EXPLAIN ANALYZE SELECT count(*) FROM "cars" WHERE ST_DWithin(location, ST_SetSRID(ST_MakePoint(20, -30), 4326), 1) LIMIT 1000;
                                                                                                                          QUERY PLAN                                                                                                                          
-----------------------------
 Limit  (cost=145.30..145.31 rows=1 width=8) (actual time=0.154..0.155 rows=1 loops=1)
   ->  Aggregate  (cost=145.30..145.31 rows=1 width=8) (actual time=0.154..0.154 rows=1 loops=1)
         ->  Bitmap Heap Scan on cars  (cost=4.59..145.29 rows=3 width=0) (actual time=0.050..0.147 rows=37 loops=1)
               Recheck Cond: (location && '0103000020E6100000010000000500000000000000000033400000000000003FC000000000000033400000000000003DC000000000000035400000000000003DC000000000000035400000000000003FC000000000000033400000000000003FC0'::geometry)
               Filter: (('0101000020E610000000000000000034400000000000003EC0'::geometry && st_expand(location, '1'::double precision)) AND _st_dwithin(location, '0101000020E610000000000000000034400000000000003EC0'::geometry, '1'::double precision))
               Rows Removed by Filter: 11
               Heap Blocks: exact=47
               ->  Bitmap Index Scan on cars_location_index  (cost=0.00..4.59 rows=42 width=0) (actual time=0.037..0.037 rows=48 loops=1)
                     Index Cond: (location && '0103000020E6100000010000000500000000000000000033400000000000003FC000000000000033400000000000003DC000000000000035400000000000003DC000000000000035400000000000003FC000000000000033400000000000003FC0'::geometry)
 Planning time: 0.280 ms
 Execution time: 0.188 ms
(11 rows)

Both queries return similar results (+/- because of precision).

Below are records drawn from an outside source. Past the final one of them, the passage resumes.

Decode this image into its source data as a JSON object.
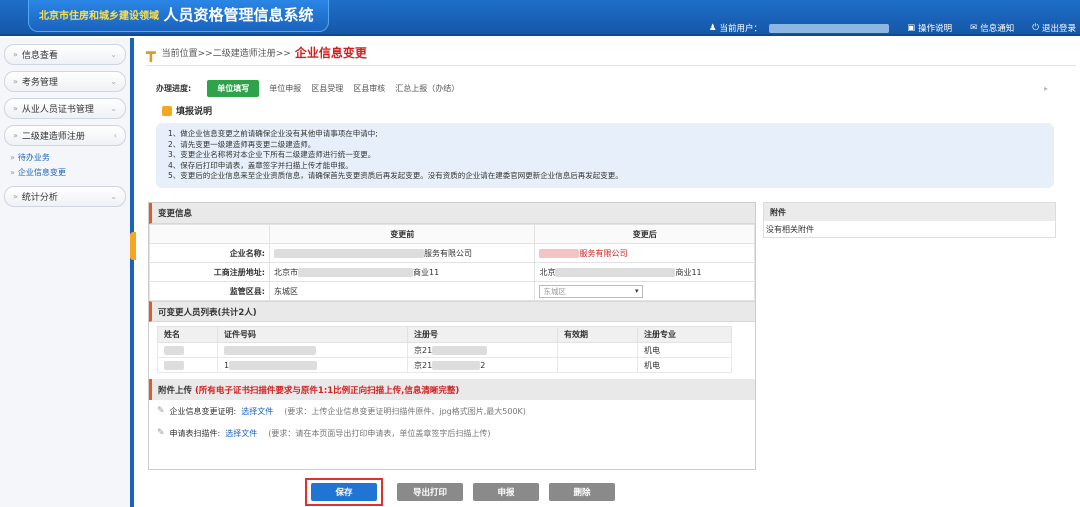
{
  "header": {
    "logo_small": "北京市住房和城乡建设领域",
    "logo_big": "人员资格管理信息系统",
    "current_user_label": "当前用户：",
    "ops_guide": "操作说明",
    "notifications": "信息通知",
    "logout": "退出登录"
  },
  "sidebar": {
    "items": [
      {
        "label": "信息查看"
      },
      {
        "label": "考务管理"
      },
      {
        "label": "从业人员证书管理"
      },
      {
        "label": "二级建造师注册"
      }
    ],
    "sub_items": [
      {
        "label": "待办业务"
      },
      {
        "label": "企业信息变更"
      }
    ],
    "stats": {
      "label": "统计分析"
    }
  },
  "breadcrumb": {
    "path": "当前位置>>二级建造师注册>>",
    "title": "企业信息变更"
  },
  "progress": {
    "label": "办理进度:",
    "steps": [
      "单位填写",
      "单位申报",
      "区县受理",
      "区县审核",
      "汇总上报（办结）"
    ]
  },
  "instructions": {
    "title": "填报说明",
    "lines": [
      "1、做企业信息变更之前请确保企业没有其他申请事项在申请中;",
      "2、请先变更一级建造师再变更二级建造师。",
      "3、变更企业名称将对本企业下所有二级建造师进行统一变更。",
      "4、保存后打印申请表，盖章签字并扫描上传才能申报。",
      "5、变更后的企业信息来至企业资质信息，请确保首先变更资质后再发起变更。没有资质的企业请在建委官网更新企业信息后再发起变更。"
    ]
  },
  "change_info": {
    "title": "变更信息",
    "before_header": "变更前",
    "after_header": "变更后",
    "rows": [
      {
        "label": "企业名称:",
        "before": "服务有限公司",
        "after": "服务有限公司"
      },
      {
        "label": "工商注册地址:",
        "before": "北京市",
        "before_tail": "商业11",
        "after": "北京",
        "after_tail": "商业11"
      },
      {
        "label": "监管区县:",
        "before": "东城区",
        "after": "东城区"
      }
    ]
  },
  "people": {
    "title": "可变更人员列表(共计2人)",
    "columns": [
      "姓名",
      "证件号码",
      "注册号",
      "有效期",
      "注册专业"
    ],
    "rows": [
      {
        "name": "",
        "id": "",
        "reg": "京21",
        "valid": "",
        "major": "机电"
      },
      {
        "name": "",
        "id": "1",
        "reg": "京21",
        "reg_tail": "2",
        "valid": "",
        "major": "机电"
      }
    ]
  },
  "upload": {
    "title": "附件上传",
    "requirement": "(所有电子证书扫描件要求与原件1:1比例正向扫描上传,信息清晰完整)",
    "rows": [
      {
        "label": "企业信息变更证明:",
        "link": "选择文件",
        "note": "(要求：上传企业信息变更证明扫描件原件、jpg格式图片,最大500K)"
      },
      {
        "label": "申请表扫描件:",
        "link": "选择文件",
        "note": "(要求：请在本页面导出打印申请表，单位盖章签字后扫描上传)"
      }
    ]
  },
  "attachments": {
    "title": "附件",
    "empty": "没有相关附件"
  },
  "buttons": {
    "save": "保存",
    "export": "导出打印",
    "submit": "申报",
    "delete": "删除"
  },
  "colors": {
    "header_blue": "#1e6fc9",
    "accent_red": "#d02020",
    "active_green": "#2fa34a",
    "primary_button": "#1f74d4"
  }
}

However first one runs 100 times slower. Also setting use_spheroid to false doesn't guarantee using of index, it falls back to Seq Scan either when the distance to small (<0.4) or too big (>45). Is this how it's supposed to be or am I doing something wrong?

ADDITION: After some more experiments I changed column types to Geography.Point and now it always uses index. Problem seems to be solved, but I'm still confused with that behavior that I observed with Geometry type.

1

1 Answers

5
votes

The ST_DWithin documentation states that the first function signature accepts geography types not geometry types :

boolean ST_DWithin(geography gg1, geography gg2, double precision distance_meters, boolean use_spheroid);

since (location,ST_SetSRID(ST_MakePoint(20, -30), 4326)) are all geometries it would make sense that the execution of the function is messy. And i think your second function was working properly because what you were executing was this signature:

boolean ST_DWithin(geometry g1, geometry g2, double precision distance_of_srid);

And as you stated that switching the column types to Geography instead of Geometry would solve the issue as that would get you the correct execution of :

boolean ST_DWithin(geography gg1, geography gg2, double precision distance_meters);

boolean ST_DWithin(geography gg1, geography gg2, double precision distance_meters, boolean use_spheroid);

Hope this helps a bit.

Edit:

Found this part in the documentation that states that upon data entry

Standard geometry type data will autocast to geography if it is of SRID 4326

this could explain why Postgres accepted your first invocation of the ST_DWithin() as postgis apparently would cast it to geography, and that also explains why the execution takes longer and neglects the index as each casting would result in a new object that is not indexed in your original column.